Uma hora você terá de dizer não
Aristides Faria
“Vai chegar um dia em que terão de dizer não. Vocês resgatarão de cinco a vinte pessoas, todas gritando “me salve, me salve”! Elas esperam um milagre e, aos 24 anos, você tem que se tornar esse milagre. Tem que achar um jeito de ser esse milagre”.
Esse trecho foi pinçado do filme Anjos da Vida, história que aborda a formação de mergulhadores de salvamento da United States Coast Guard (Guarda Costeira Norte-americana). O pedacinho citado, entre outros grandes ensinamentos, é a fala do treinador para sua equipe em treinamento.
O dilema à essa altura do enredo era saber quais critérios se usaria para “escolher” quais pessoas salvar e quais, infelizmente, deixar para trás. Outro ponto de debate nesse momento era a necessidade de apresentar extrema paixão e coesão quanto a responsabilidade enquanto salvador e a de ter frieza para saber a hora de dizer não, recuar, voltar para a base.
Na vida corporativa acontece o mesmo. Talvez com menos sensacionalismo do que no cinema, mas tomada de decisão, paixão e frieza fazem parte de nossa rotina profissional. Demorei a compreender a diferença entre entusiasmo e empolgação. Após alguma reflexão consegui verificar que, de fato, são comportamentos distintos.
O primeiro deles é como a água volumosa de um rio descendo entre os costões rochosos de uma extensa encosta. Já o segundo eu compararia com as ondas de uma praia calma, que vêm, cobrem um pedaço de areia, avançam e tão logo recuam. Suas palavras-chave são, respectivamente, intensidade e instabilidade.
Para o entusiasmado o ritmo é constante e intenso.

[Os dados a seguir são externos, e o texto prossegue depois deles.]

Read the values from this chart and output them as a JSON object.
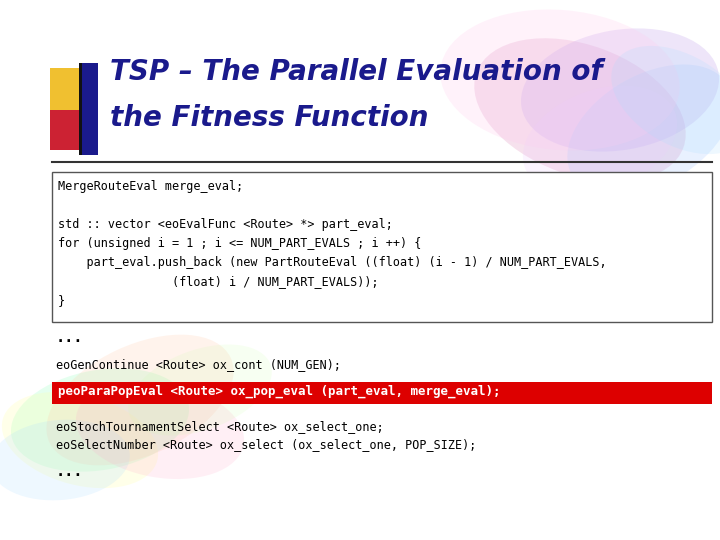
{
  "title_line1": "TSP – The Parallel Evaluation of",
  "title_line2": "the Fitness Function",
  "title_color": "#1a1a8c",
  "bg_color": "#ffffff",
  "code_box_lines": [
    "MergeRouteEval merge_eval;",
    "",
    "std :: vector <eoEvalFunc <Route> *> part_eval;",
    "for (unsigned i = 1 ; i <= NUM_PART_EVALS ; i ++) {",
    "    part_eval.push_back (new PartRouteEval ((float) (i - 1) / NUM_PART_EVALS,",
    "                (float) i / NUM_PART_EVALS));",
    "}"
  ],
  "ellipsis1": "...",
  "gen_continue_line": "eoGenContinue <Route> ox_cont (NUM_GEN);",
  "highlight_line": "peoParaPopEval <Route> ox_pop_eval (part_eval, merge_eval);",
  "highlight_bg": "#dd0000",
  "highlight_text_color": "#ffffff",
  "after_hl_line1": "eoStochTournamentSelect <Route> ox_select_one;",
  "after_hl_line2": "eoSelectNumber <Route> ox_select (ox_select_one, POP_SIZE);",
  "ellipsis2": "...",
  "accent_yellow": "#f0c030",
  "accent_red": "#cc2233",
  "accent_blue": "#1a1a8c",
  "separator_color": "#333333",
  "box_edge_color": "#555555",
  "code_fontsize": 8.5,
  "title_fontsize": 20
}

Já para o empolgado os picos são altos, assim como as depressões. É importante lembrar, entretanto, que os dois complementam-se. São comportamentos igualmente importantes ao completo andamento de toda sorte de projetos.
Gosto muito do exemplo dos idiomas. Isto é, imagine um hotel cuja recepção trabalha em três turnos interruptos, formada por um time de 12 atendentes de hospedagem. A empresa orgulha-se do fato de todos seus colaboradores falarem o idioma inglês. Definitivamente é algo muito bacana, aumenta o nível cultural, amplia horizontes da organização, coloca-a na prateleira do mundo e muito mais.
Só que um dia entra um hóspede francês. Na madrugada seguinte, um espanhol. Dali duas semanas um grupo de italianos. Japoneses. Chineses. Russos. Alemães. E o que farão todos os “ingleses” atrás do balcão? Certamente a empolgação vai por água abaixo.
Já o entusiasmo de um pequeno sub-grupo, que aproveitou o embalo da bolsa de estudos que a empresa ofereceu para iniciar estudos instrumentais de francês, alemão e mandarim, pode manter a roda girando. Quero dizer que as habilidades, conhecimentos, e comportamentos complementam-se, não devem excluir os divergentes!
Perceba que a empolgação é importante, pois contagia a equipe e faz com que todos comprem a idéia de estudar um segundo idioma. Mas é o entusiasmo que mantém o nível no alto, o fôlego para segurar as mais pesadas barras e, ainda, surpreender as expectativas dos mais exigentes clientes (ou Comandantes, no caso do filme).
Há uma hora em que você tem que dizer não. Existe uma hora em que você tem que negar a segurança e se lançar no mar agitado da vida real. Temos que assumir os mais graves riscos, tomar as mais duras decisões e ignorar súplicas. Isso dói, mas temos de ir além do palpável, abraçando possibilidades, perspectivas e, até mesmo, ilusões.
Ritmo constante, concentração, superação, paixão, abdicação, determinação, foco extremo, fé. As receitas são muitas e os livros de auto-ajuda têm uma avalanche de predicados aos que desejam algo além da vida. Todas são válidas, mas findam no fato de que há vezes em que precisamos de um milagre e, em muitas dessas, só nós mesmos poderemos ser o milagre. Temos de achar um jeito de ser esse milagre.